Mosquitos have headlined the news for months due to the Zika virus outbreak. While there are shelves full of chemicals to repel those pesky insects, there are also many plants we can add to our gardens to detract mosquitos. Using citronella as a mosquito deterrent is common knowledge, but did you know that these six plants repel mosquitos too?
It's one of the most common herbs found in our kitchens and it's also great for deterring insects. Basil (especially the lemon basil variety) is one natural way to send mosquitos elsewhere. And while the dried, crushed basil we find at the grocery store is great, there's nothing like fresh basil from your garden!
Otherwise known as bee balm, lemon balm is an easy-care plant from the mint family that grows in both sun and shade. As it's name suggests, this herb smells super lemony. So while you're keeping those mosquitos away, add a few leaves to your tea for a refreshing spring pick-me-up.
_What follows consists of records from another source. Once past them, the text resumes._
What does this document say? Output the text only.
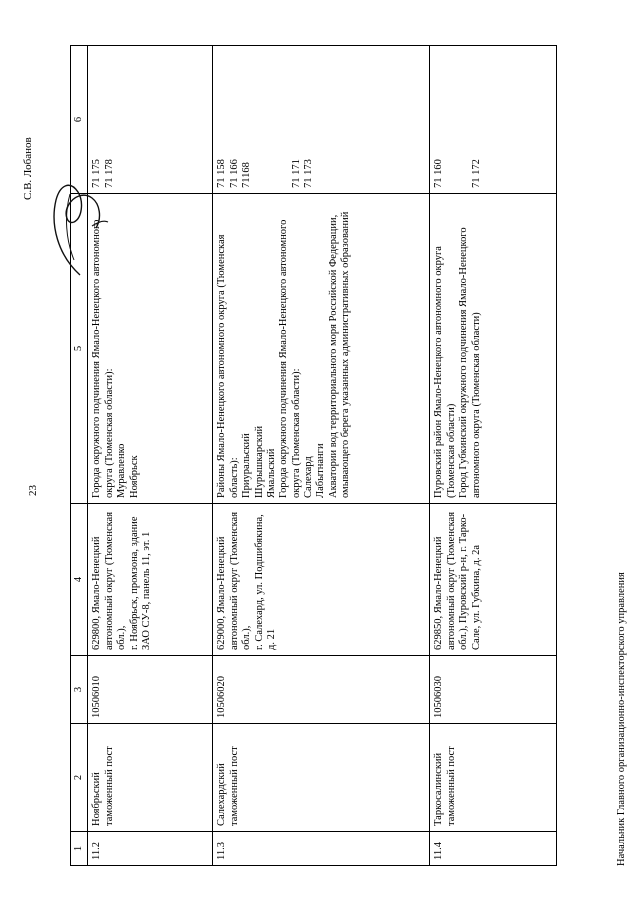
23
1	2	3	4	5	6
11.2	Ноябрьский таможенный пост	10506010	629800, Ямало-Ненецкий автономный округ (Тюменская обл.),
г. Ноябрьск, промзона, здание ЗАО СУ-8, панель 11, эт. 1	Города окружного подчинения Ямало-Ненецкого автономного округа (Тюменская области):
Муравленко
Ноябрьск	71 175
71 178
11.3	Салехардский таможенный пост	10506020	629000, Ямало-Ненецкий автономный округ (Тюменская обл.),
г. Салехард, ул. Подшибякина, д. 21	Районы Ямало-Ненецкого автономного округа (Тюменская область):
Приуральский
Шурышкарский
Ямальский
Города окружного подчинения Ямало-Ненецкого автономного округа (Тюменская области):
Салехард
Лабытнанги
Акватории вод территориального моря Российской Федерации, омывающего берега указанных административных образований	71 158
71 166
71168

71 171
71 173
11.4	Таркосалинский таможенный пост	10506030	629850, Ямало-Ненецкий автономный округ (Тюменская обл.), Пуровский р-н, г. Тарко-Сале, ул. Губкина, д. 2а	Пуровский район Ямало-Ненецкого автономного округа (Тюменская области)
Город Губкинский окружного подчинения Ямало-Ненецкого автономного округа (Тюменская области)	71 160

71 172
Начальник Главного организационно-инспекторского управления
С.В. Лобанов
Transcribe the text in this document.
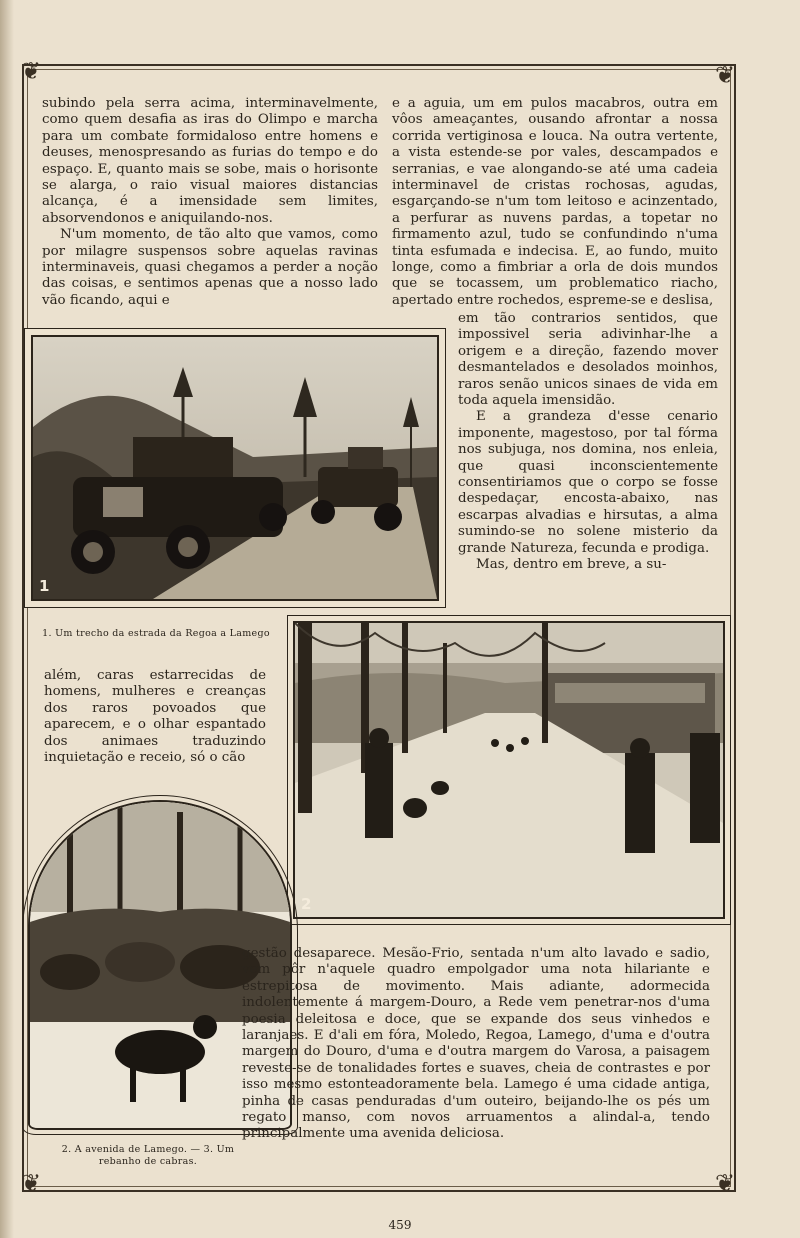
❦	❦
❦	❦

subindo pela serra acima, interminavelmente, como quem desafia as iras do Olimpo e marcha para um combate formidaloso entre homens e deuses, menospresando as furias do tempo e do espaço. E, quanto mais se sobe, mais o horisonte se alarga, o raio visual maiores distancias alcança, é a imensidade sem limites, absorvendonos e aniquilando-nos.

N'um momento, de tão alto que vamos, como por milagre suspensos sobre aquelas ravinas interminaveis, quasi chegamos a perder a noção das coisas, e sentimos apenas que a nosso lado vão ficando, aqui e

e a aguia, um em pulos macabros, outra em vôos ameaçantes, ousando afrontar a nossa corrida vertiginosa e louca. Na outra vertente, a vista estende-se por vales, descampados e serranias, e vae alongando-se até uma cadeia interminavel de cristas rochosas, agudas, esgarçando-se n'um tom leitoso e acinzentado, a perfurar as nuvens pardas, a topetar no firmamento azul, tudo se confundindo n'uma tinta esfumada e indecisa. E, ao fundo, muito longe, como a fimbriar a orla de dois mundos que se tocassem, um problematico riacho, apertado entre rochedos, espreme-se e deslisa,

em tão contrarios sentidos, que impossivel seria adivinhar-lhe a origem e a direção, fazendo mover desmantelados e desolados moinhos, raros senão unicos sinaes de vida em toda aquela imensidão.

E a grandeza d'esse cenario imponente, magestoso, por tal fórma nos subjuga, nos domina, nos enleia, que quasi inconscientemente consentiriamos que o corpo se fosse despedaçar, encosta-abaixo, nas escarpas alvadias e hirsutas, a alma sumindo-se no solene misterio da grande Natureza, fecunda e prodiga.

Mas, dentro em breve, a su-

1
1. Um trecho da estrada da Regoa a Lamego

além, caras estarrecidas de homens, mulheres e creanças dos raros povoados que aparecem, e o olhar espantado dos animaes traduzindo inquietação e receio, só o cão

2
2. A avenida de Lamego. — 3. Um rebanho de cabras.

gestão desaparece. Mesão-Frio, sentada n'um alto lavado e sadio, vem pôr n'aquele quadro empolgador uma nota hilariante e estrepitosa de movimento. Mais adiante, adormecida indolentemente á margem-Douro, a Rede vem penetrar-nos d'uma poesia deleitosa e doce, que se expande dos seus vinhedos e laranjaes. E d'ali em fóra, Moledo, Regoa, Lamego, d'uma e d'outra margem do Douro, d'uma e d'outra margem do Varosa, a paisagem reveste-se de tonalidades fortes e suaves, cheia de contrastes e por isso mesmo estonteadoramente bela. Lamego é uma cidade antiga, pinha de casas penduradas d'um outeiro, beijando-lhe os pés um regato manso, com novos arruamentos a alindal-a, tendo principalmente uma avenida deliciosa.

459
Lavender is known for it's relaxing qualities. The essential oils from lavender help us catch up on our zzzz's. We find it in sprays, lotions and all types of beauty products that aim to help us decompress but live lavender is the perfect way to relax even further because it deters mosquitos from the yard while adding hues of pastel purple to the garden.
It's great in garden party mojitos and as toothpaste flavoring but did you know peppermint has another use? Mosquitos can't stand that minty, fresh scent that we love so much. So sow a few peppermint plants in your herb garden to repel mosquitos from your yard. And if you still get bit, never fear! Rubbing mint leaves on an insect bite is a great natural bite relief treatment.
Your cats will love you for adding this plant to your garden and you'll soon be thanking yourself for this garden addition too. A study from 2010 found catnip to be ten times more effect at repelling mosquitos than DEET!
You can visit your local pharmacy to look for mosquito repellant or you can stop by Garden Supply Co and pickup a few six-packs of marigolds. These spring garden staples actually contain one of the same ingredients you'll find in those insect repellant sprays called pyrethrum. Plant marigolds around your vegetable garden to help keep pests off of your prized veggies too!